Differences in the Biophysical Properties of the Benzodiazepine/γ‐Aminobutyric Acid Receptor Chloride Channel Complex in the Long‐Sleep and Short‐Sleep Mouse Lines

Abstract

Significant differences in the thermal stability of benzodiazepine receptors were found in cerebral cortical membranes prepared from the long-sleep (LS) and short-sleep (SS) selected mouse lines. Thus, benzodiazepine receptors from LS mice were heat inactivated (55°C) at a significantly faster rate than those from SS mice. Although γ-aminobutyric acid (GABA) reduced the rate of heat inactivation in both lines, the more rapid rate of inactivation in the LS line was maintained. Furthermore, the potency of GABA to enhance [³H]flunitrazepam binding decreased threefold in membranes from LS mice as the incubation temperature was increased from 0° to 37°C, but was unaltered in membranes from SS mice.
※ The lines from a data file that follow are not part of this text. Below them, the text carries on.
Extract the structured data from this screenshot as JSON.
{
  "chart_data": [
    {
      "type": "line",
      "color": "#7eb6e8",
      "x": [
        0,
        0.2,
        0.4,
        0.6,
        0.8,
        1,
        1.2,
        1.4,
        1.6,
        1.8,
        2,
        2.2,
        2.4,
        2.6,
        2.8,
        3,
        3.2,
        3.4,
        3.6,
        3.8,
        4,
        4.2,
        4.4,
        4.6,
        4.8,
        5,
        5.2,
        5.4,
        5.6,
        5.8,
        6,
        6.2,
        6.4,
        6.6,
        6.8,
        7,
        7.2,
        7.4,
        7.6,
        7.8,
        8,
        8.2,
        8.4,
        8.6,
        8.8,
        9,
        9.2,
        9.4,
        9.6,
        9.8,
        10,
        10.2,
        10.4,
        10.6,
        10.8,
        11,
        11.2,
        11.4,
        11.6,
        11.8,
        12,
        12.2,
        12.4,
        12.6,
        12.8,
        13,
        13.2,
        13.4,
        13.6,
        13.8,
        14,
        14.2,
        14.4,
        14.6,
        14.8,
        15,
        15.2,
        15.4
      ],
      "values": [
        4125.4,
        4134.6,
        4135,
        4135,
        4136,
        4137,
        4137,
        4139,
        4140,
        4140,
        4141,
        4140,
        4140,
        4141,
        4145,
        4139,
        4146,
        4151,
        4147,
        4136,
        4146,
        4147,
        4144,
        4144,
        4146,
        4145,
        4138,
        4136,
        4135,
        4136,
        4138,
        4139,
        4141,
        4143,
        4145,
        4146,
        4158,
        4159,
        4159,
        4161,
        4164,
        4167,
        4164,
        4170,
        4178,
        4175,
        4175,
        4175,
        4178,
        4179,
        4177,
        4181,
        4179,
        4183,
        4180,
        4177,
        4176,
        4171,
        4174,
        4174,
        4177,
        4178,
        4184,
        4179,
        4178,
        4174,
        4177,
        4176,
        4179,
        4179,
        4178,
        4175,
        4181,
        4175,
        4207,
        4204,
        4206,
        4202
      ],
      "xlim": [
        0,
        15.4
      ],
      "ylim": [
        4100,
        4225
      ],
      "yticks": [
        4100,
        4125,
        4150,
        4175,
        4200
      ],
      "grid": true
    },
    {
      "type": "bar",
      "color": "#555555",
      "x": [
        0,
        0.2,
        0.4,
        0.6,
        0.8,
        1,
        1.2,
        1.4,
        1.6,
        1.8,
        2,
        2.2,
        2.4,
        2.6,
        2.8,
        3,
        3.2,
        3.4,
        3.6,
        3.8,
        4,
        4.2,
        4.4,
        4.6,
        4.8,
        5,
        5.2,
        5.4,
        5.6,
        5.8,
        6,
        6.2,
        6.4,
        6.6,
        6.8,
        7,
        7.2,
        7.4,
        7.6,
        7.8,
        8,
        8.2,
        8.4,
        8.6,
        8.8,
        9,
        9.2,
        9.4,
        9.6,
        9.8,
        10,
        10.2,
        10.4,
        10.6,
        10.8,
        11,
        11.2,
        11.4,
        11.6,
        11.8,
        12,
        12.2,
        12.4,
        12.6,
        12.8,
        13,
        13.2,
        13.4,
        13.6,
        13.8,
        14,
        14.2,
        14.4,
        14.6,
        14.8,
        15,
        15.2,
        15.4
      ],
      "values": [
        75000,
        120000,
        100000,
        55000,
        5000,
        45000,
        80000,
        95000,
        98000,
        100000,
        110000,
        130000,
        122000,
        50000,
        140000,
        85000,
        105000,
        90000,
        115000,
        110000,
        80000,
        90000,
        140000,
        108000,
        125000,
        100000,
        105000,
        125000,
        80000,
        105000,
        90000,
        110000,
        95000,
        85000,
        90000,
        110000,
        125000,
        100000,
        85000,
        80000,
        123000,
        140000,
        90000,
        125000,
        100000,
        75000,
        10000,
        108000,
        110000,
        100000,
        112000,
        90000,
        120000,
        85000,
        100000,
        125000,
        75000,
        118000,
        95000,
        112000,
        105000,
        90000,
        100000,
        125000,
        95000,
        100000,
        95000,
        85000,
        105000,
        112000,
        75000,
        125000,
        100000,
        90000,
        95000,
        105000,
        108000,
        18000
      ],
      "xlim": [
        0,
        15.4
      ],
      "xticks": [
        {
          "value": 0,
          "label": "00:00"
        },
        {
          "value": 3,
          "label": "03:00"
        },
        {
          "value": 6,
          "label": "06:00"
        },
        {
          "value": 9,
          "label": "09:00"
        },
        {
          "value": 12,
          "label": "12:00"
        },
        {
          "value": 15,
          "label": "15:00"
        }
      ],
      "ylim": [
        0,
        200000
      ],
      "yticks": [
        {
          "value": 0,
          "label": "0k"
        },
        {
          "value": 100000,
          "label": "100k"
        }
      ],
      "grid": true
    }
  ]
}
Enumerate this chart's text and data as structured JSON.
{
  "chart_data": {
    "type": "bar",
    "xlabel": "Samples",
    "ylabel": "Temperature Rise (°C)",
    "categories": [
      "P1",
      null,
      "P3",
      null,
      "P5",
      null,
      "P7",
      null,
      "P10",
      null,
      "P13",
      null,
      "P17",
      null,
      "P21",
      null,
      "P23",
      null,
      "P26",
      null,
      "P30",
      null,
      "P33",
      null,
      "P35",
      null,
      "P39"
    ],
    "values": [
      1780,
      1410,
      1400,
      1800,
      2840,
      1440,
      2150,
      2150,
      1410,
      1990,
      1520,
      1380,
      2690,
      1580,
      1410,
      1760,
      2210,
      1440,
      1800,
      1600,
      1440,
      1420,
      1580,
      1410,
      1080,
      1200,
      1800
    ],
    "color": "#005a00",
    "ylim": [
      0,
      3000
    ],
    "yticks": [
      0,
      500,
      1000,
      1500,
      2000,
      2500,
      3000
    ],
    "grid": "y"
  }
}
These differences in the biophysical properties of the benzodiazepine/GABA receptor chloride channel complex (“supramolecular complex”), together with a higher K_D for t-[³⁵S]butylbicyclophosphoro-thionate in membranes from LS compared to SS mice, suggest that the supramolecular complex may modulate the differential sensitivity to some depressants and convulsants in these lines.